METHODS: Patients referred for potential surgical treatment with tilt table proven Neurally Mediated Hypotension (NMH) underwent a standardized interview, neurological evaluation, magnetic resonance (MR) evaluation including CINE MR of the posterior fossa. They also completed a 75 item questionnaire which rated the degree of a spectrum of complaints on a 0-3 scale (0=none, 3=severe) or a visual analog scale with 100 being the most severe possible degree.

RESULTS: Fifteen patients have been evaluated; eleven have undergone craniovertebral decompression; two await surgery:

  1. All patients have had resolution of syncope and hypotension. One remains on a low dose of fludrocortisone and a second on a low dose of dexadrine.
  2. POTS has also improved or resolved in all cases, but the rate of resolution of the POTS has been slower than that of the NMH. There seems to be a phase of increased sensitivity to endogenous catecholamine release, which also resolves with time. Deconditioning, which is prominent in these patients, may also cause tachycardia, etc., and be confused with symptoms of POTS.
  3. Concomitant symptoms of FMS and/or CF-IDS resolve in parallel with normalization cardiovascular responses. These symptoms include cognitive dysfunction, pain syndromes and a broad array of dysautonomic problems.

  4. Complaint Pre-Op
    (n=13)
        Post-Op
    (n=5)
        Control
    (n=6)
       
     
      Mean SD Median Mean SD Median Mean SD Median
    Profuse Sweat 1.6 (1.1) [1.5] 1.0 (0.8) [1] 0.0 (0.0) [0]
    Dizziness 2.2 (0.9) [2.5] 1.4 (1.1) [1] 0.0 (0.0) [0]
    SOB 1.6 (1.1) [2.0] 1.0 (1.4) [0] 0.0 (0.0) [0]
    Chest Pain 1.4 (1.2) [1.0] 0.4 (0.9) [0] 0.0 (0.0) [0]
    Palpitations 1.1 (1.1) [1.0] 0.2 (0.4) [0] 0.0 (0.0) [0]
    Color Changes 1.4 (1.3) [2.0] 0.8 (0.8) [1] 0.0 (0.0) [0]
    Overall (0-3) 1.6 (1.0) [1.8] 1.1 (1.0) [0.7] 0.0 (0.0) [0]
                       
    Days Felt Good 0.6 (0.9) [0] 4.0 (4.2) [3] 6.8 (0.4 ) [7]
    Missed Work 5.8 (2.0) [7] 3.2 (2.2) [3] 0.0 (0.0) [0]
                       
    Visual Analog (%)                  
      Pain Interferes 88 (13) [90] 57 (29) [48] 3 (16) [8.1]
      Severity of Pain 78 (25) [91] 48 (21) [47] 1 (17) [2.2]
      Tiredness 91 (9) [92] 69 (29) [64] 10 (17) [17]
      Awaken Rested 93 (9) [96] 67 (31) [57] 32 (16) [36]

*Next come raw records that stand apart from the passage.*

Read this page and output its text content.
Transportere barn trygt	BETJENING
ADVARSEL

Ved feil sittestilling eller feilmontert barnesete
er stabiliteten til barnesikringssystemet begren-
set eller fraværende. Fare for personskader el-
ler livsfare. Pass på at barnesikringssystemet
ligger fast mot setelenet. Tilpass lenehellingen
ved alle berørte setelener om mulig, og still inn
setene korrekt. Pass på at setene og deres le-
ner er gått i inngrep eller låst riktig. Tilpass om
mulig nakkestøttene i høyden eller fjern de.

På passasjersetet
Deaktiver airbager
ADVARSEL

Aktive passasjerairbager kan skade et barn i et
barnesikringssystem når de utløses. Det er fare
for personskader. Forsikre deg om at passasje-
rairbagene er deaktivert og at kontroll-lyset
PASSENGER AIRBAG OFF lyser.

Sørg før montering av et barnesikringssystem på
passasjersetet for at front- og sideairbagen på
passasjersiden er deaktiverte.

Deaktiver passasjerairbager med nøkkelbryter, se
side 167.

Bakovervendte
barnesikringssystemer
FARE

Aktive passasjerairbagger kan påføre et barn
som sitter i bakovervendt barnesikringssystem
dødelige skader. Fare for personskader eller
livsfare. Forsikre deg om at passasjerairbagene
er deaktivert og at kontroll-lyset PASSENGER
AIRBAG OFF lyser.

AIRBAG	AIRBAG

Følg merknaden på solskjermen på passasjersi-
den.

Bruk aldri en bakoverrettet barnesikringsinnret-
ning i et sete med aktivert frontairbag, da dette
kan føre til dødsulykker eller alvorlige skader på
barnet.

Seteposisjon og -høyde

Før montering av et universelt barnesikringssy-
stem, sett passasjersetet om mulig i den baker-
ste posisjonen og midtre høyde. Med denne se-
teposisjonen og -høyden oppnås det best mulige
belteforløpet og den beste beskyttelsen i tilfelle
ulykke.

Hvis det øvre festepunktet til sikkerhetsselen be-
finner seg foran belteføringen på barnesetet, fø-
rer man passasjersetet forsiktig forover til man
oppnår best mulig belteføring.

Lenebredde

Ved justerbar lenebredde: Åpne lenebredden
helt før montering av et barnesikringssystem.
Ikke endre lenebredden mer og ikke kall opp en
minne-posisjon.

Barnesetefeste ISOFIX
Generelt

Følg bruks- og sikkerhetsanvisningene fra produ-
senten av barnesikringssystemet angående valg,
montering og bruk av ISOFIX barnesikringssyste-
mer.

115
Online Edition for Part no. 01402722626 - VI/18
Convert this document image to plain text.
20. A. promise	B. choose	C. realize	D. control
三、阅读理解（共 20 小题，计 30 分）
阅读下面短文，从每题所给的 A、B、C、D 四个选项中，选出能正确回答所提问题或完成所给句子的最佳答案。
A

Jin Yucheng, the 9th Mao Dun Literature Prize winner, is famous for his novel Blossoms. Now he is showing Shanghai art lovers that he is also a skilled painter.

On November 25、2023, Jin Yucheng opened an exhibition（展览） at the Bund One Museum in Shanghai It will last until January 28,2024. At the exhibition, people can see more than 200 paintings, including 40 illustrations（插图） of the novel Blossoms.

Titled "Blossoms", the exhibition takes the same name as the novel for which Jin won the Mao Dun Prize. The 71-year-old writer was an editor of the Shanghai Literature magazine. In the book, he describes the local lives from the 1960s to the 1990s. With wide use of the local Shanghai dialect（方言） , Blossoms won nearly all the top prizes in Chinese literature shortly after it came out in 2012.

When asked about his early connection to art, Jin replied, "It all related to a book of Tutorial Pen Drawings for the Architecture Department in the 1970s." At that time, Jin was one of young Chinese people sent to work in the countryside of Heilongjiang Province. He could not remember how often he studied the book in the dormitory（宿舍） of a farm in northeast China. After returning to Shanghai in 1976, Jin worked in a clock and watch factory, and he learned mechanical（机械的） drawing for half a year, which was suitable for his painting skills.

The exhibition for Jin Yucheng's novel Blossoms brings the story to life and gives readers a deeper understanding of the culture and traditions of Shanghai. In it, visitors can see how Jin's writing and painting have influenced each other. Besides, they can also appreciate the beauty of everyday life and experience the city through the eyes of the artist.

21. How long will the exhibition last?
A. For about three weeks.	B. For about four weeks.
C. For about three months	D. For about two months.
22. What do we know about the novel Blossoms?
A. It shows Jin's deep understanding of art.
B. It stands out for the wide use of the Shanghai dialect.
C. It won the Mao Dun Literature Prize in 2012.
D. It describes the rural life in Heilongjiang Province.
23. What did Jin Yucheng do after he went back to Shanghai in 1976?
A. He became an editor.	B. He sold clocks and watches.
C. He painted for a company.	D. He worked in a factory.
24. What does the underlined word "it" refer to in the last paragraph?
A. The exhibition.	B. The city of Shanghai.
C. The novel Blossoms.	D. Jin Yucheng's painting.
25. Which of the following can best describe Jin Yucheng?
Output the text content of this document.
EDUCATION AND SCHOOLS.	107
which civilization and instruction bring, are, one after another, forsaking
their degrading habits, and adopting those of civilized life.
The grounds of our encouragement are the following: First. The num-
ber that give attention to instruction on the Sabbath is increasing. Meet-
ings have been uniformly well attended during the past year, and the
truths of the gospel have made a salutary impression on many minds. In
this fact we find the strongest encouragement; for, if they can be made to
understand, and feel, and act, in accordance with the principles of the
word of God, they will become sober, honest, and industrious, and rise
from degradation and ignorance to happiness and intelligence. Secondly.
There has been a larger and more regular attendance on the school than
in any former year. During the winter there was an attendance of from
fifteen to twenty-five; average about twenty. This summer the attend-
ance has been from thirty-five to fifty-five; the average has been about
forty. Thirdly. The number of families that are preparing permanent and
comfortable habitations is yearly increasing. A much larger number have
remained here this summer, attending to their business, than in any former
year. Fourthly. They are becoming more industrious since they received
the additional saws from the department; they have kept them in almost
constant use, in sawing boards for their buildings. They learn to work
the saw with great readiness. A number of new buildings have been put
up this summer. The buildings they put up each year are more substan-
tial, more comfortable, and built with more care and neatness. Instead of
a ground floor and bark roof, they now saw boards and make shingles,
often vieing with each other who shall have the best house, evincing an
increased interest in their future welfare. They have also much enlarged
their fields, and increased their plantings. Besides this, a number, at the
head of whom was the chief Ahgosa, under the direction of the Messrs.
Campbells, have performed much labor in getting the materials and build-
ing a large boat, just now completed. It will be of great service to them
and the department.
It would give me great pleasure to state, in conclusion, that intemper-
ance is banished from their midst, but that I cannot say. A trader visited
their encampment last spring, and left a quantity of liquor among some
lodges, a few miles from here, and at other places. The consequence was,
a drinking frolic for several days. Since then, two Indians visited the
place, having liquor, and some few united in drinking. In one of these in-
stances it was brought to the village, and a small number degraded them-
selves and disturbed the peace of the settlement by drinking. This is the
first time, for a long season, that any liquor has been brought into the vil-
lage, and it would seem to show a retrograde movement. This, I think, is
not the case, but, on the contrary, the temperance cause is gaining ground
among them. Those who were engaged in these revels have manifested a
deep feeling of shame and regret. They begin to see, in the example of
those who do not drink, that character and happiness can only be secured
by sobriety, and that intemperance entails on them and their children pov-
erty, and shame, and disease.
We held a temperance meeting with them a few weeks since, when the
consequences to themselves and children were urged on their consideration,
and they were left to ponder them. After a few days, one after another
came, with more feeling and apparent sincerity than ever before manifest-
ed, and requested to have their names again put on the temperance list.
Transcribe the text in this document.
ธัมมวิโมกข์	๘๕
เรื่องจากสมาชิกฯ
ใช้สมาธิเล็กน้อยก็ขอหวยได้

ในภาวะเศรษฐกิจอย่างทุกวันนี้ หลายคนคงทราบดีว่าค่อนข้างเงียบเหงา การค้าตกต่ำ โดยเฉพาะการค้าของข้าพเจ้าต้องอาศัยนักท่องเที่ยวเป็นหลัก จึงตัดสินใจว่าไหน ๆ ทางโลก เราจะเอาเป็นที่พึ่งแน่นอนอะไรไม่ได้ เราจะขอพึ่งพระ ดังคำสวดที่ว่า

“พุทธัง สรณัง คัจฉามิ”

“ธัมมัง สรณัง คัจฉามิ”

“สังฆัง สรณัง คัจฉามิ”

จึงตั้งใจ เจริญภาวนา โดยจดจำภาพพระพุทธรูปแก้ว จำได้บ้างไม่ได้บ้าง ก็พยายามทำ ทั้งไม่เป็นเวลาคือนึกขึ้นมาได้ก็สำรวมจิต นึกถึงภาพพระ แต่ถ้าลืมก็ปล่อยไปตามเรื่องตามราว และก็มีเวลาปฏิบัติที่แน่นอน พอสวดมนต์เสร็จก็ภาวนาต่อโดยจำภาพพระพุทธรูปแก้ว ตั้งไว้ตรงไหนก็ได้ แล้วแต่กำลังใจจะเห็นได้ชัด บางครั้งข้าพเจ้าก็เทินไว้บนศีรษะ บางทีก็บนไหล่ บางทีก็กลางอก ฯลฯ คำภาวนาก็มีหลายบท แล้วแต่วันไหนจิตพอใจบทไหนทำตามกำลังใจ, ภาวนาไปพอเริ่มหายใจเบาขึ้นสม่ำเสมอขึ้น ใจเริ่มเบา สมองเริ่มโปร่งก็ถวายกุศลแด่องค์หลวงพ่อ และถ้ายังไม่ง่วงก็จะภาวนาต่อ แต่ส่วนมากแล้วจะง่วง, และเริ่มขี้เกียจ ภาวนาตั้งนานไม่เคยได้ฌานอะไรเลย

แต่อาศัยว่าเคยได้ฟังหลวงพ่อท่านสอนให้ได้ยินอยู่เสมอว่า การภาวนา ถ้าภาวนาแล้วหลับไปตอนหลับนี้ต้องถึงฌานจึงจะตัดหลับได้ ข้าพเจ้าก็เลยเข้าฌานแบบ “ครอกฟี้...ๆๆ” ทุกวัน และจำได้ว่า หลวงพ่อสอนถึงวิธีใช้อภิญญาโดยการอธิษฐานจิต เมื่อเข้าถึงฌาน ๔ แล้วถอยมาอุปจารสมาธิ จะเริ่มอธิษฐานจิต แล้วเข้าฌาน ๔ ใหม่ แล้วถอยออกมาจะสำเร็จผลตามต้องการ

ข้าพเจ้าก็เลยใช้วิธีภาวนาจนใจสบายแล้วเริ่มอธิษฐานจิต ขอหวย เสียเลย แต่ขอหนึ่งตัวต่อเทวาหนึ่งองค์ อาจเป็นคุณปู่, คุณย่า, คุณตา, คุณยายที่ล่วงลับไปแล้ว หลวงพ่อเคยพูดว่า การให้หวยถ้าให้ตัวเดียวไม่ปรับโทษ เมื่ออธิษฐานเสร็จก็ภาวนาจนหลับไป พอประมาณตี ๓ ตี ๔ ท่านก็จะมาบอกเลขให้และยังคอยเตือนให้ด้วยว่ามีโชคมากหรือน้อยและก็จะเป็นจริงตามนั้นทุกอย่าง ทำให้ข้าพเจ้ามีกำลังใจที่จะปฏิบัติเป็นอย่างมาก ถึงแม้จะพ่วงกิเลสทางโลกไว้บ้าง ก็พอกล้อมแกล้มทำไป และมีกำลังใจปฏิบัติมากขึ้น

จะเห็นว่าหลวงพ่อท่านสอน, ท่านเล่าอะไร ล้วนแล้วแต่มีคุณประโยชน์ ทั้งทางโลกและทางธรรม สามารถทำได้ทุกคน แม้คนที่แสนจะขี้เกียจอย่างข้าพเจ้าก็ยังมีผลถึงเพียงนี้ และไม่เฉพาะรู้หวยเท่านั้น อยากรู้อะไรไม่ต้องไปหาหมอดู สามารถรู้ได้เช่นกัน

  5. The MR differences between the patients with NMH vs. a group of normal control patients related to the craniovertebral junction region. The foramen magnum was smaller, 35.5 ± 2.7 vs. 39 ± 4.8, p<0.03) and the vertebral vessels impacted the brainstem to a greater degree and more often than controls ((p<0.03). The cerebellar tonsils were lower, 2.0 ± 1.1 vs. 1.25 ± 1.1 (p=0.14), and the C2 canal was smaller, 11.3 ± 4.3 v s. 13.6 ± 1.7 (p=0.07); the latter two differences could have been due to chance.
  6. No patient with NMH/POTS had a normal neurological exam. Neurological signs also improved following craniovertebral surgery.

CONCLUSIONS:

A population of patients with NMH/POTS responds to suboccipital craniectomy and/or cervical laminectomy.

If patients carry the diagnosis of FMS or CF-IDS, then these symptoms also resolve in parallel with the cardiovascular symptoms of NMH/POTS following craniovertebral decompression.

The MR/radiographic appearance of these patients is characterized by minimal abnormality and can easily be read as “normal.” However, the essential findings are consistent with the hypoplastic posterior fossa and/or congenital-cervical stenosis. There is, as yet, no pathognomonic radiographic change, which allows diagnosis independently of a careful and thorough history and physical examination.

While the radiological diagnosis of the hypoplastic posterior fossa can be difficult, the clinical outcome after decompressive surgery warrants a thorough evaluation and aggressive surgical approach.

Presented at the National Fibromyalgia Research Association's Subgroups in Fibromyalgia Symposium, September 26-27, 1999, in Portland, Oregon.